Pelo menos 39 migrantes morreram nas instalações

Por suspeita de homicídio, o tribunal emitiu mandados de prisão contra três funcionários do Instituto Nacional de Migração

Luisa pensou que estava entrando em um escritório para regularizar sua permanência no México, mas de repente se viu presa. A morte de 39 migrantes em uma dessas instalações revelou mais um descaso contra aqueles que buscam chegar aos Estados Unidos.

“Isso é uma masmorra, um centro de detenção, como se fôssemos criminosos”, disse à AFP a venezuelana Luisa Jiménez em Ciudad Juárez, na fronteira com o país americano.

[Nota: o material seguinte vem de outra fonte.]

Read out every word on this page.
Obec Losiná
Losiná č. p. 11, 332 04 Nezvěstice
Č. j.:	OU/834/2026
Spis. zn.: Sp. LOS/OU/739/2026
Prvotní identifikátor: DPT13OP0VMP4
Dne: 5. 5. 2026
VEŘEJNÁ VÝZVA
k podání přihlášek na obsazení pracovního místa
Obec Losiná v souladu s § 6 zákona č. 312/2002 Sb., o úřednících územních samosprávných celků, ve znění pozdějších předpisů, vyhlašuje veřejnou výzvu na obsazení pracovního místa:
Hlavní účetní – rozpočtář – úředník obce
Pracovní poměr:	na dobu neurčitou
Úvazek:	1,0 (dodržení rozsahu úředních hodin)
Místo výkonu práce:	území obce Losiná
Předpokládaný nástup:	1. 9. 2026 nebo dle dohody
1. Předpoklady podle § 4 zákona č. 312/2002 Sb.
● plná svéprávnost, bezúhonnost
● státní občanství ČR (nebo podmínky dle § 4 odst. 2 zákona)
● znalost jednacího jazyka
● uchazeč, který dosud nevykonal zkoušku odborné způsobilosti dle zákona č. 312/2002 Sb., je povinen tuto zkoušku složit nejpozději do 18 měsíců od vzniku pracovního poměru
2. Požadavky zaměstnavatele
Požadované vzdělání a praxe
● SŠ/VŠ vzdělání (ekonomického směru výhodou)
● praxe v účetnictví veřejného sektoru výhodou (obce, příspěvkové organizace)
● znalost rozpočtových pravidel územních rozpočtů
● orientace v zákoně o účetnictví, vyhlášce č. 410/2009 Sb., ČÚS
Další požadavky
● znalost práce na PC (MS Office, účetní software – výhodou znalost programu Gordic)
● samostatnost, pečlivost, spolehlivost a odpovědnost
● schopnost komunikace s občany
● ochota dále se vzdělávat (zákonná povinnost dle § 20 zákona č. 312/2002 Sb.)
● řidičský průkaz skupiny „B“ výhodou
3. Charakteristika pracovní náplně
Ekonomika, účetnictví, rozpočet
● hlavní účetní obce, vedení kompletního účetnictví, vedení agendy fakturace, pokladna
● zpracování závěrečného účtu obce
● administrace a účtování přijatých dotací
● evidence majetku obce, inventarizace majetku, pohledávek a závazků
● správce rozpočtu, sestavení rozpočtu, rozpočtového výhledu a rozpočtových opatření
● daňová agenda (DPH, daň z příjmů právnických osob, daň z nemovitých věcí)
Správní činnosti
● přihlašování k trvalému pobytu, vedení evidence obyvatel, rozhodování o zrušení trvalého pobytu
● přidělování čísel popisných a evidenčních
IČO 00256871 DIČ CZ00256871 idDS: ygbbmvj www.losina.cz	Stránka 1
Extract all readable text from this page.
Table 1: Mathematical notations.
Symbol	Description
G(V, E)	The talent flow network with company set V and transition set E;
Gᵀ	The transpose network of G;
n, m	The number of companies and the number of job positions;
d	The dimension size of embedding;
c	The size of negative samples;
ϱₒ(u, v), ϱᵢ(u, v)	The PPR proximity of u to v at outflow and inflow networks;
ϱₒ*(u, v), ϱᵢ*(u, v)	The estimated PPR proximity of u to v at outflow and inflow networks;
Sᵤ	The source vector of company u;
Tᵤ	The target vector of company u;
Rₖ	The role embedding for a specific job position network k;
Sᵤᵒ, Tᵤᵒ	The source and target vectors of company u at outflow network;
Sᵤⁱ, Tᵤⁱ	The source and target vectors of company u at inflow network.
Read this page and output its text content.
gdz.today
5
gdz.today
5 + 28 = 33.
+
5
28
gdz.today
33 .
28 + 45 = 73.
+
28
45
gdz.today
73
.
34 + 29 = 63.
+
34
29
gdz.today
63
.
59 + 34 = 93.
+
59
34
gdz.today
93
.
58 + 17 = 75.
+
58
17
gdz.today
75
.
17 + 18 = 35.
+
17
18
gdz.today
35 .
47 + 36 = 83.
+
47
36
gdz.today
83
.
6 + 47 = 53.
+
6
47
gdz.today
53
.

A migrante se refere ao local onde ficou detida por meses em Tuxtla Gutiérrez (Chiapas, sul), onde segundo ela foi levada com a promessa de obter uma permissão para estar no México antes de pedir asilo nos Estados Unidos. Na verdade, eles a notificaram de que deveria deixar o país.

"É um lugar nojento”, acrescenta a mulher de 56 anos, descrevendo condições semelhantes às do centro de Ciudad Juárez, onde um incêndio matou 39 migrantes detidos em uma cela que, segundo a promotoria, não tiveram ajuda de nenhum agente.

O incidente ocorreu na noite da última segunda-feira (27), após um migrante incendiar colchões no meio de um protesto contra uma possível deportação, de acordo com as autoridades.

“Não há extintores de incêndio, detectores de fumaça. Mas sim câmeras”, disse à AFP o nicaraguense Moisés Chávez, que há uma semana estava detido na mesma cela de 84 metros quadrados onde, segundo ele, os agentes tratam os migrantes com descaso.

Por suspeita de homicídio, o tribunal emitiu mandados de prisão contra três funcionários do Instituto Nacional de Migração (INM), dois seguranças executivos e o migrante que teria iniciado o incêndio.

Tratamento precário

Imagens de câmeras de segurança do local revelaram que os agentes do INM e seguranças executivos não liberaram a cela no momento em que o incêndio começou.

Na teoria, esses tipos de instalações são centros de serviços e acomodações para estrangeiros que não possuem documentação para uma permanência legal no México. No entanto, “lá te tratam como um prisioneiro”, diz a venezuelana Yusleidy García, detida no centro de Ciudad Juárez, uma instalação de permanência provisória onde os migrantes não podem permanecer mais de sete dias.

“Passei a noite com frio, levaram todos os seus pertences. Na cela onde estava estavam 150 pessoas” de várias nacionalidades, denuncia.

As condições contrastam com as regras determinadas pelo governo mexicano em 2012, que exigem uma alimentação adequada, protocolos de higiene, assim como “segurança e proteção de pessoas e bens” em caso de rebeliões.

Alguns dos migrantes são transferidos para postos de imigração, onde a permanência não deve ultrapassar 15 dias para regularizar sua situação e receber assistência jurídica, podendo até ser deportados.

Embora sejam levados a estes locais com a promessa de receberem autorizações para residência, os migrantes entrevistados pela AFP dizem que na verdade recebem as notificações para deixar o México dentro de 10 a 30 dias.

Luisa ficou detida por dois dias, após uma longa jornada na qual conta que dormiu ao lado de cadáveres de migrantes na região de Darién, entre a Colômbia e o Panamá, e comeu o que outros jogaram fora.

“Não são abrigos”

De acordo com a Anistia Internacional, em 2022, as autoridades detiveram pelo menos 318.660 pessoas em centros de migração e expulsaram cerca de 106.000, incluindo menores.

Após o incêndio, a organização condenou a existência destes espaços, que têm “causado inúmeros prejuízos, e até tortura e tratamentos cruéis, desumanos e degradantes, a milhares” de migrantes.

“As estações de migração não são ‘abrigos’, mas centros de detenção, e as pessoas não são ‘abrigadas’ ali, mas privadas de sua liberdade”, acusou a ONG, aludindo às declarações do presidente mexicano, Andrés Manuel López Obrador.

Após o incidente, o escritório das Nações Unidas no México lembrou que o Pacto Global para uma Migração Segura, Ordenada e Regular proíbe detenções arbitrárias e pede que as detenções legais durem o mínimo possível.

Outros padrões internacionais defendem alternativas à prisão, lembrou a ONU.